Mapping the daily progression of large wildland fires using MODIS active fire data
High temporal resolution information on burnt area is needed to improve fire behaviour and emissions models. We used the Moderate Resolution Imaging Spectroradiometer (MODIS) thermal anomaly and active fire product (MO(Y)D14) as input to a kriging interpolation to derive continuous maps of the timing of burnt area for 16 large wildland fires. For each fire, parameters for the kriging model were defined using variogram analysis. The optimal number of observations used to estimate a pixel’s time of burning varied between four and six among the fires studied.

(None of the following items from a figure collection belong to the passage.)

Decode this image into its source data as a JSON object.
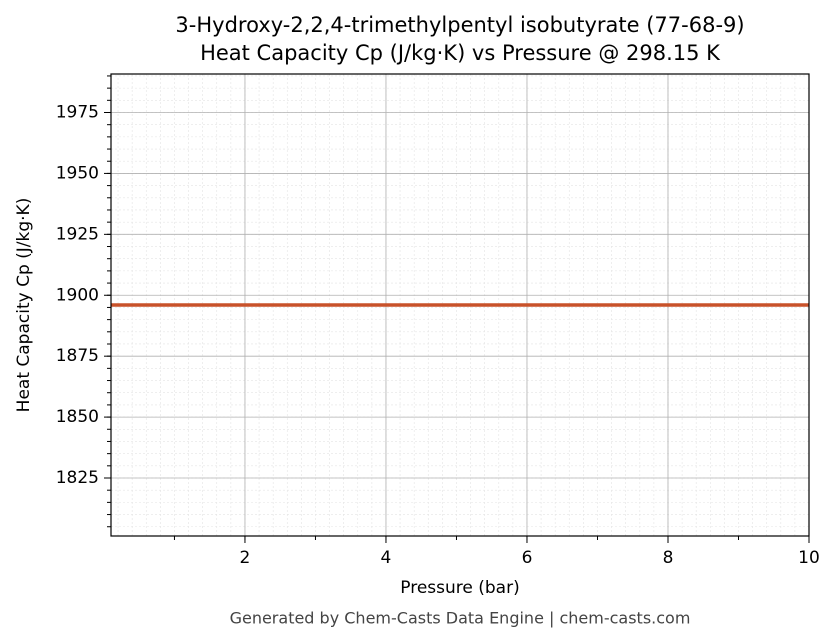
{
  "chart_data": {
    "type": "line",
    "title": "3-Hydroxy-2,2,4-trimethylpentyl isobutyrate (77-68-9)",
    "subtitle": "Heat Capacity Cp (J/kg·K) vs Pressure @ 298.15 K",
    "x_label": "Pressure (bar)",
    "y_label": "Heat Capacity Cp (J/kg·K)",
    "footer": "Generated by Chem-Casts Data Engine | chem-casts.com",
    "x": [
      0.1,
      10
    ],
    "series": [
      {
        "name": "Cp",
        "color": "#c8522a",
        "values": [
          1896,
          1896
        ]
      }
    ],
    "xlim": [
      0.1,
      10
    ],
    "xticks": [
      2,
      4,
      6,
      8,
      10
    ],
    "ylim": [
      1801.2,
      1990.8
    ],
    "yticks": [
      1825,
      1850,
      1875,
      1900,
      1925,
      1950,
      1975
    ],
    "grid": true,
    "minor_grid": true
  }
}
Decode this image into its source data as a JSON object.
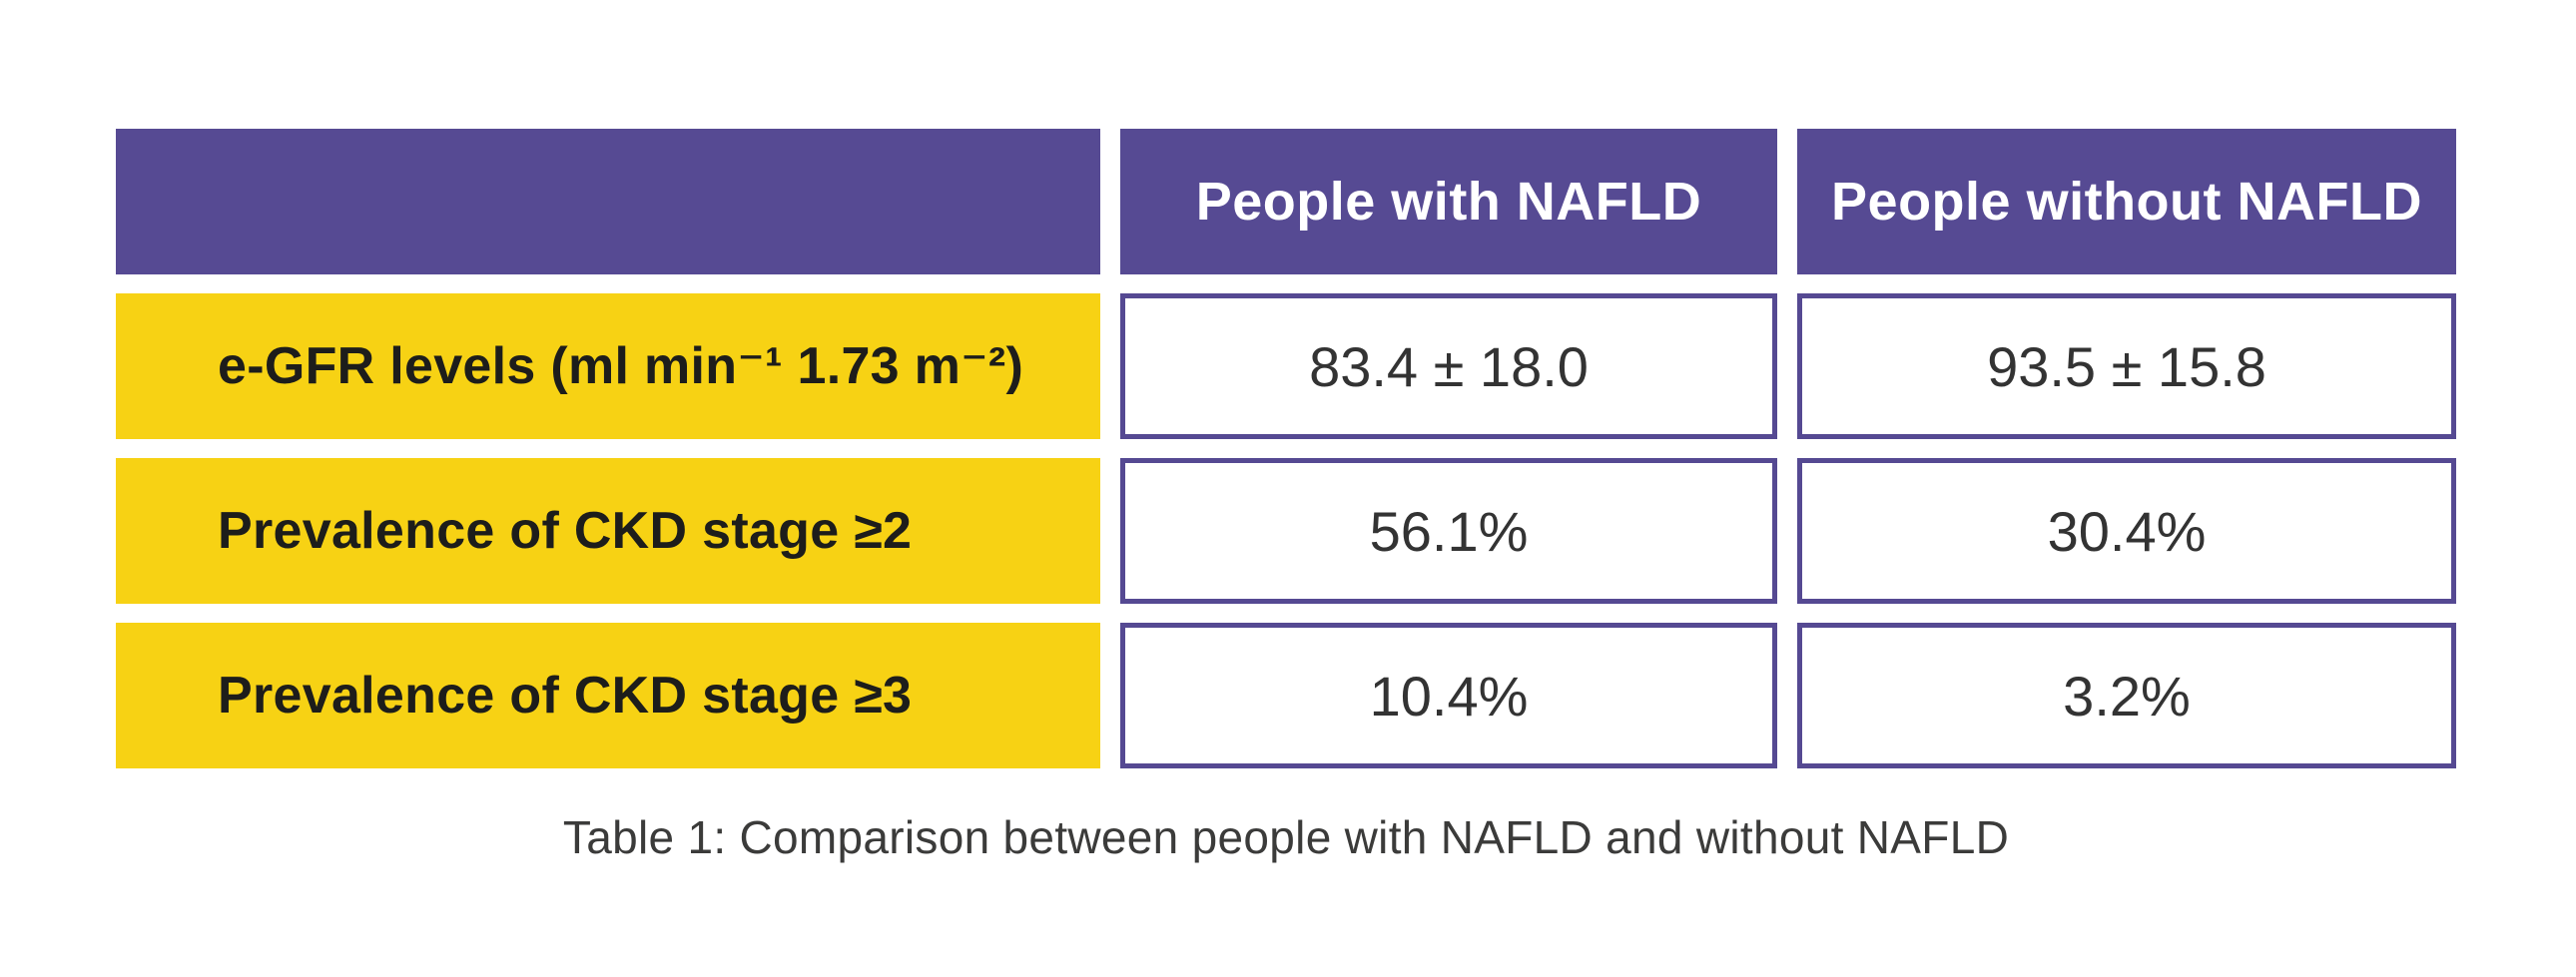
{
  "table": {
    "caption": "Table 1: Comparison between people with NAFLD and without NAFLD",
    "columns": [
      "",
      "People with NAFLD",
      "People without NAFLD"
    ],
    "rows": [
      {
        "label": "e-GFR levels (ml min⁻¹ 1.73 m⁻²)",
        "with_nafld": "83.4 ± 18.0",
        "without_nafld": "93.5 ± 15.8"
      },
      {
        "label": "Prevalence of CKD stage ≥2",
        "with_nafld": "56.1%",
        "without_nafld": "30.4%"
      },
      {
        "label": "Prevalence of CKD stage ≥3",
        "with_nafld": "10.4%",
        "without_nafld": "3.2%"
      }
    ]
  },
  "colors": {
    "header_background": "#564a93",
    "header_text": "#ffffff",
    "row_label_background": "#f7d214",
    "row_label_text": "#1d1d1b",
    "value_cell_border": "#554992",
    "value_text": "#333333",
    "caption_text": "#3b3b3a",
    "page_background": "#ffffff"
  },
  "chart_data": {
    "type": "table",
    "title": "Table 1: Comparison between people with NAFLD and without NAFLD",
    "columns": [
      "",
      "People with NAFLD",
      "People without NAFLD"
    ],
    "rows": [
      [
        "e-GFR levels (ml min⁻¹ 1.73 m⁻²)",
        "83.4 ± 18.0",
        "93.5 ± 15.8"
      ],
      [
        "Prevalence of CKD stage ≥2",
        "56.1%",
        "30.4%"
      ],
      [
        "Prevalence of CKD stage ≥3",
        "10.4%",
        "3.2%"
      ]
    ],
    "notes_numeric": {
      "egfr_with_nafld_mean": 83.4,
      "egfr_with_nafld_sd": 18.0,
      "egfr_without_nafld_mean": 93.5,
      "egfr_without_nafld_sd": 15.8,
      "ckd_stage_ge2_with_nafld_pct": 56.1,
      "ckd_stage_ge2_without_nafld_pct": 30.4,
      "ckd_stage_ge3_with_nafld_pct": 10.4,
      "ckd_stage_ge3_without_nafld_pct": 3.2
    }
  }
}
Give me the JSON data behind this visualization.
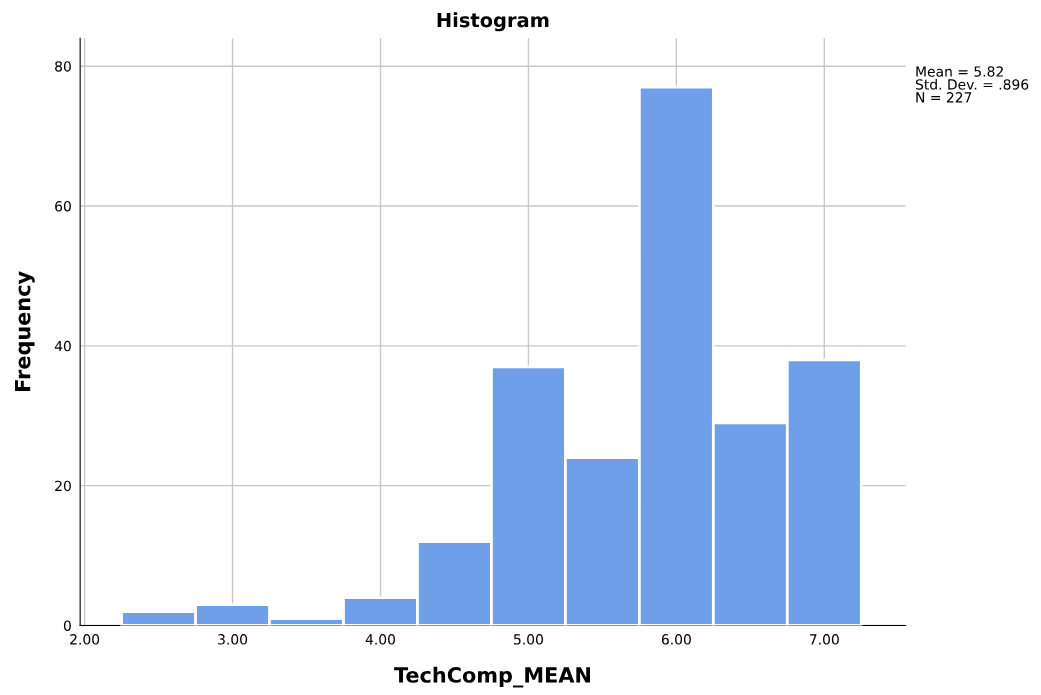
{
  "chart_data": {
    "type": "histogram",
    "title": "Histogram",
    "xlabel": "TechComp_MEAN",
    "ylabel": "Frequency",
    "bins": [
      2.25,
      2.75,
      3.25,
      3.75,
      4.25,
      4.75,
      5.25,
      5.75,
      6.25,
      6.75,
      7.25
    ],
    "values": [
      2,
      3,
      1,
      4,
      12,
      37,
      24,
      77,
      29,
      38
    ],
    "color": "#6f9fe9",
    "xlim": [
      1.97,
      7.55
    ],
    "xticks": [
      {
        "value": 2,
        "label": "2.00"
      },
      {
        "value": 3,
        "label": "3.00"
      },
      {
        "value": 4,
        "label": "4.00"
      },
      {
        "value": 5,
        "label": "5.00"
      },
      {
        "value": 6,
        "label": "6.00"
      },
      {
        "value": 7,
        "label": "7.00"
      }
    ],
    "ylim": [
      0,
      84
    ],
    "yticks": [
      0,
      20,
      40,
      60,
      80
    ],
    "grid": true,
    "legend": false,
    "annotations": [
      "Mean = 5.82\nStd. Dev. = .896\nN = 227"
    ]
  }
}
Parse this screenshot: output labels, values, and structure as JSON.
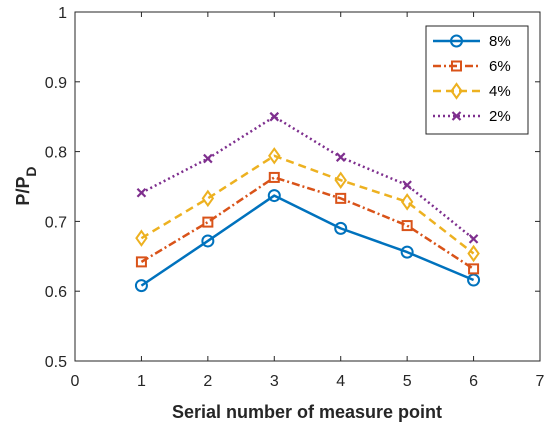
{
  "chart_data": {
    "type": "line",
    "xlabel": "Serial number of measure point",
    "ylabel_main": "P/P",
    "ylabel_sub": "D",
    "xlim": [
      0,
      7
    ],
    "ylim": [
      0.5,
      1
    ],
    "xticks": [
      "0",
      "1",
      "2",
      "3",
      "4",
      "5",
      "6",
      "7"
    ],
    "yticks": [
      "0.5",
      "0.6",
      "0.7",
      "0.8",
      "0.9",
      "1"
    ],
    "grid": false,
    "legend_position": "top-right",
    "x": [
      1,
      2,
      3,
      4,
      5,
      6
    ],
    "series": [
      {
        "name": "8%",
        "values": [
          0.608,
          0.672,
          0.737,
          0.69,
          0.656,
          0.616
        ],
        "color": "#0072BD",
        "marker": "circle",
        "line_style": "solid"
      },
      {
        "name": "6%",
        "values": [
          0.642,
          0.699,
          0.763,
          0.733,
          0.694,
          0.632
        ],
        "color": "#D95319",
        "marker": "square",
        "line_style": "dash-dot"
      },
      {
        "name": "4%",
        "values": [
          0.676,
          0.733,
          0.794,
          0.759,
          0.728,
          0.654
        ],
        "color": "#EDB120",
        "marker": "diamond",
        "line_style": "dashed"
      },
      {
        "name": "2%",
        "values": [
          0.741,
          0.79,
          0.85,
          0.792,
          0.752,
          0.675
        ],
        "color": "#7E2F8E",
        "marker": "x",
        "line_style": "dotted"
      }
    ]
  }
}
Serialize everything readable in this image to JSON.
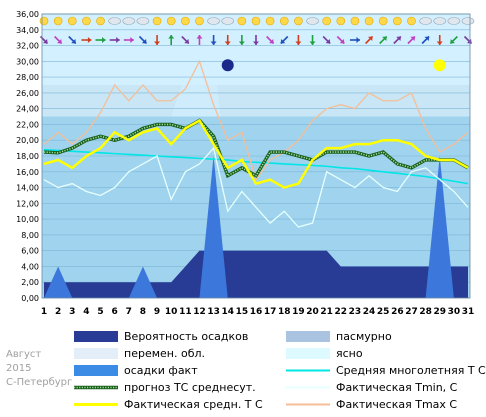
{
  "meta": {
    "month": "Август",
    "year": "2015",
    "city": "С-Петербург"
  },
  "colors": {
    "bg_clear": "#d2f0ff",
    "bg_partly": "#c8e6f5",
    "bg_cloudy": "#a9d2ea",
    "plot_bg": "#9fd3ee",
    "precip_prob": "#283c96",
    "precip_fact": "#3c78dc",
    "climate": "#00e6e6",
    "tmin": "#e6ffff",
    "tmax": "#f5be96",
    "mean": "#ffff00",
    "forecast": "#28a028"
  },
  "chart_data": {
    "type": "line",
    "title": "",
    "xlabel": "",
    "ylabel": "",
    "x": [
      1,
      2,
      3,
      4,
      5,
      6,
      7,
      8,
      9,
      10,
      11,
      12,
      13,
      14,
      15,
      16,
      17,
      18,
      19,
      20,
      21,
      22,
      23,
      24,
      25,
      26,
      27,
      28,
      29,
      30,
      31
    ],
    "x_ticks": [
      "1",
      "2",
      "3",
      "4",
      "5",
      "6",
      "7",
      "8",
      "9",
      "10",
      "11",
      "12",
      "13",
      "14",
      "15",
      "16",
      "17",
      "18",
      "19",
      "20",
      "21",
      "22",
      "23",
      "24",
      "25",
      "26",
      "27",
      "28",
      "29",
      "30",
      "31"
    ],
    "ylim": [
      0,
      36
    ],
    "y_ticks": [
      "0,00",
      "2,00",
      "4,00",
      "6,00",
      "8,00",
      "10,00",
      "12,00",
      "14,00",
      "16,00",
      "18,00",
      "20,00",
      "22,00",
      "24,00",
      "26,00",
      "28,00",
      "30,00",
      "32,00",
      "34,00",
      "36,00"
    ],
    "grid": true,
    "legend_position": "bottom",
    "series": [
      {
        "name": "Вероятность осадков",
        "kind": "step-area",
        "color": "#283c96",
        "values": [
          2,
          2,
          2,
          2,
          2,
          2,
          2,
          2,
          2,
          2,
          4,
          6,
          6,
          6,
          6,
          6,
          6,
          6,
          6,
          6,
          6,
          4,
          4,
          4,
          4,
          4,
          4,
          4,
          4,
          4,
          4
        ]
      },
      {
        "name": "осадки факт",
        "kind": "spike-area",
        "color": "#3c78dc",
        "values": [
          0,
          4,
          0,
          0,
          0,
          0,
          0,
          4,
          0,
          0,
          0,
          0,
          18,
          0,
          0,
          0,
          0,
          0,
          0,
          0,
          0,
          0,
          0,
          0,
          0,
          0,
          0,
          0,
          18,
          0,
          0
        ]
      },
      {
        "name": "Средняя многолетняя Т С",
        "kind": "line",
        "color": "#00e6e6",
        "values": [
          18.8,
          18.7,
          18.6,
          18.5,
          18.4,
          18.3,
          18.2,
          18.1,
          18.0,
          17.9,
          17.8,
          17.7,
          17.6,
          17.5,
          17.3,
          17.2,
          17.1,
          17.0,
          16.9,
          16.8,
          16.7,
          16.5,
          16.4,
          16.2,
          16.0,
          15.8,
          15.6,
          15.4,
          15.1,
          14.8,
          14.5
        ]
      },
      {
        "name": "Фактическая Tmin, C",
        "kind": "line",
        "color": "#e6ffff",
        "values": [
          15,
          14,
          14.5,
          13.5,
          13,
          14,
          16,
          17,
          18,
          12.5,
          16,
          17,
          19,
          11,
          13.5,
          11.5,
          9.5,
          11,
          9,
          9.5,
          16,
          15,
          14,
          15.5,
          14,
          13.5,
          16,
          16.5,
          15,
          13.5,
          11.5
        ]
      },
      {
        "name": "Фактическая Tmax C",
        "kind": "line",
        "color": "#f5be96",
        "values": [
          19.5,
          21,
          19.5,
          21,
          23.5,
          27,
          25,
          27,
          25,
          25,
          26.5,
          30,
          24.5,
          20,
          21,
          15,
          17.5,
          18.5,
          20,
          22.5,
          24,
          24.5,
          24,
          26,
          25,
          25,
          26,
          21.5,
          18.5,
          19.5,
          21
        ]
      },
      {
        "name": "прогноз ТС среднесут.",
        "kind": "line-dotted",
        "color": "#28a028",
        "values": [
          18.5,
          18.4,
          19,
          20,
          20.5,
          20,
          20.5,
          21.5,
          22,
          22,
          21.5,
          22.5,
          20.5,
          15.5,
          16.5,
          15.5,
          18.5,
          18.5,
          18,
          17.5,
          18.5,
          18.5,
          18.5,
          18,
          18.5,
          17,
          16.5,
          17.5,
          17.5,
          17.5,
          16.5
        ]
      },
      {
        "name": "Фактическая средн. Т С",
        "kind": "line",
        "color": "#ffff00",
        "values": [
          17,
          17.5,
          16.5,
          18,
          19,
          21,
          20,
          21,
          21.5,
          19.5,
          21.5,
          22.5,
          19.5,
          16.5,
          17.5,
          14.5,
          15,
          14,
          14.5,
          17.5,
          19,
          19,
          19.5,
          19.5,
          20,
          20,
          19.5,
          18,
          17.5,
          17.5,
          16.5
        ]
      }
    ],
    "legend": [
      {
        "label": "Вероятность осадков",
        "symbol": "box",
        "color": "#283c96"
      },
      {
        "label": "пасмурно",
        "symbol": "box",
        "color": "#a9c3e0"
      },
      {
        "label": "перемен. обл.",
        "symbol": "box",
        "color": "#e3eef8"
      },
      {
        "label": "ясно",
        "symbol": "box",
        "color": "#dcfaff"
      },
      {
        "label": "осадки факт",
        "symbol": "box",
        "color": "#3c8ce6"
      },
      {
        "label": "Средняя многолетняя Т С",
        "symbol": "line",
        "color": "#00e6e6"
      },
      {
        "label": "прогноз ТС среднесут.",
        "symbol": "dotted",
        "color": "#28a028"
      },
      {
        "label": "Фактическая Tmin, C",
        "symbol": "line",
        "color": "#e6ffff"
      },
      {
        "label": "Фактическая средн. Т С",
        "symbol": "line",
        "color": "#ffff00"
      },
      {
        "label": "Фактическая Tmax C",
        "symbol": "line",
        "color": "#f5be96"
      }
    ],
    "markers": [
      {
        "day": 14,
        "value": 29.5,
        "color": "#1b2a8a"
      },
      {
        "day": 29,
        "value": 29.5,
        "color": "#ffff00"
      }
    ],
    "weather_icons": [
      "sun",
      "sun",
      "sun",
      "sun",
      "sun",
      "cloud",
      "cloud",
      "cloud",
      "sun",
      "sun",
      "sun",
      "sun",
      "cloud",
      "cloud",
      "sun",
      "sun",
      "sun",
      "sun",
      "sun",
      "cloud",
      "sun",
      "sun",
      "sun",
      "sun",
      "sun",
      "sun",
      "sun",
      "cloud",
      "cloud",
      "cloud",
      "cloud"
    ],
    "wind_arrows": [
      "down-right",
      "down-right",
      "down-right",
      "right",
      "right",
      "right",
      "right",
      "down-right",
      "down",
      "up",
      "down-right",
      "up",
      "down",
      "down",
      "down",
      "down",
      "down-right",
      "down-left",
      "down",
      "down",
      "down-right",
      "down-right",
      "right",
      "up-right",
      "up-right",
      "up-right",
      "up-right",
      "up-right",
      "down",
      "down-left",
      "down-right"
    ]
  }
}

The median standard error from kriging ranged between 0.80 and 3.56 days and the median standard error from geolocation uncertainty was between 0.34 and 2.72 days. For nine fires in the south-western US, the accuracy of the kriging model was assessed using high spatial resolution daily fire perimeter data available from the US Forest Service. For these nine fires, we also assessed the temporal reporting accuracy of the MODIS burnt area products (MCD45A1 and MCD64A1). Averaged over the nine fires, the kriging method correctly mapped 73% of the pixels within the accuracy of a single day, compared with 33% for MCD45A1 and 53% for MCD64A1. Systematic application of this algorithm to wildland fires in the future may lead to new information about vegetation, climate and topographic controls on fire behaviour.